Ainda que a tenha ouvido há algumas quantas semanas, deitou raízes em minha alma a história que se conta a respeito de São Francisco de Assis e o feroz lobo de Gubbio, rememorada na pregação de conhecido sacerdote brasileiro, dotado de habilidade retórica e bagagem doutrinal capaz de vivificar as melhores tradições de Antônio Vieira na língua portuguesa, cuja perfeita analogia não temo em tomar emprestada, na esperança de aprofundá-la — seria possível? — e difundi-la.

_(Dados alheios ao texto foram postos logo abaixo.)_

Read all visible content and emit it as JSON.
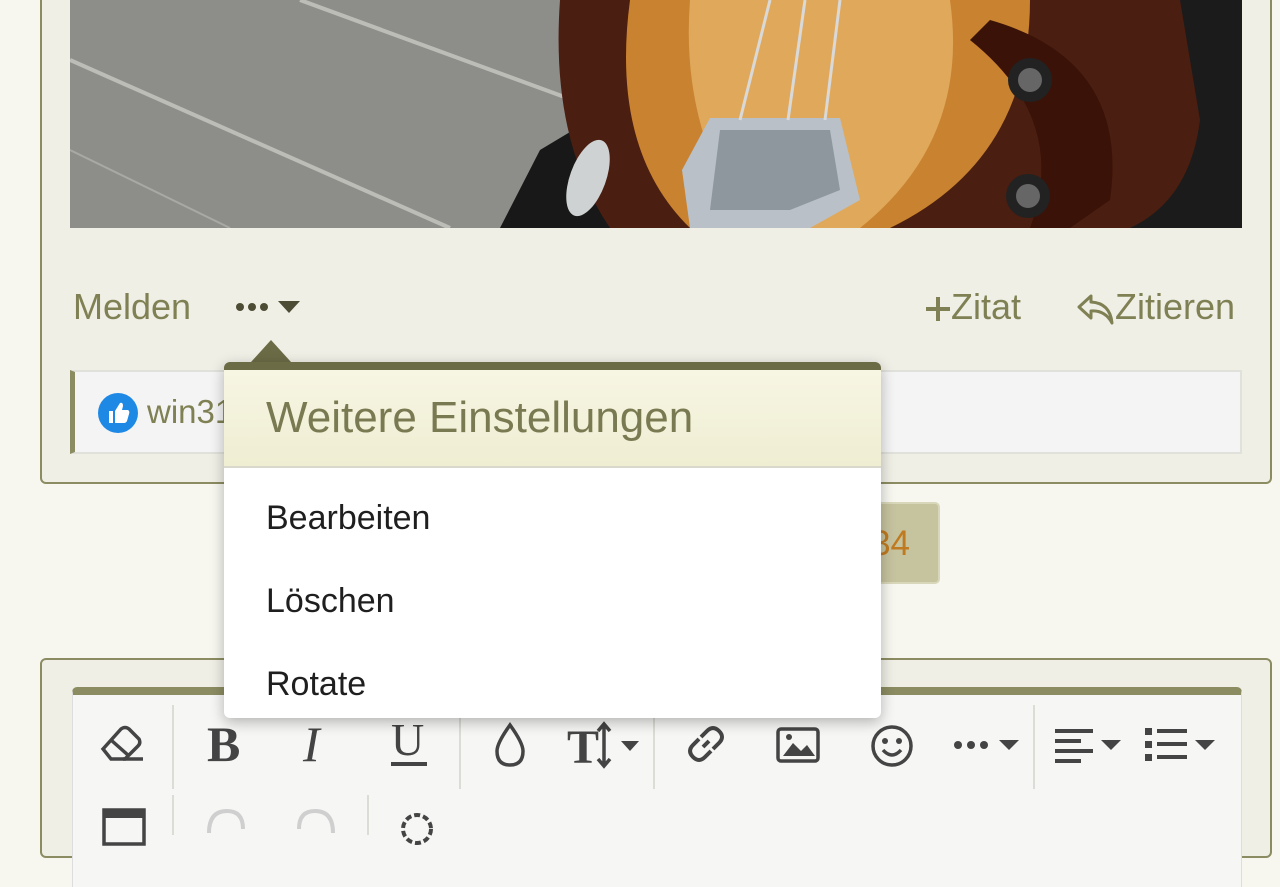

Conta-se que São Francisco, ao chegar em Gubbio, pequena cidade da região da Umbria, na Itália, deparou-se com os moradores atormentados por um lobo que os atacava e colocava em perigo os rebanhos dos pastores. Tomados por um grande medo, os eugubini — nome atribuído aos moradores — resolvem armar-se e partir para a caça do lobo.

Pois Francisco de Assis, que ali residia à época, decide ir ter com o animal. Encontra-o e é recebido em posição de ataque. Chamando-o de fratello lupo — irmão lobo — dá-lhe a ordem de não mais fazer mal a ninguém.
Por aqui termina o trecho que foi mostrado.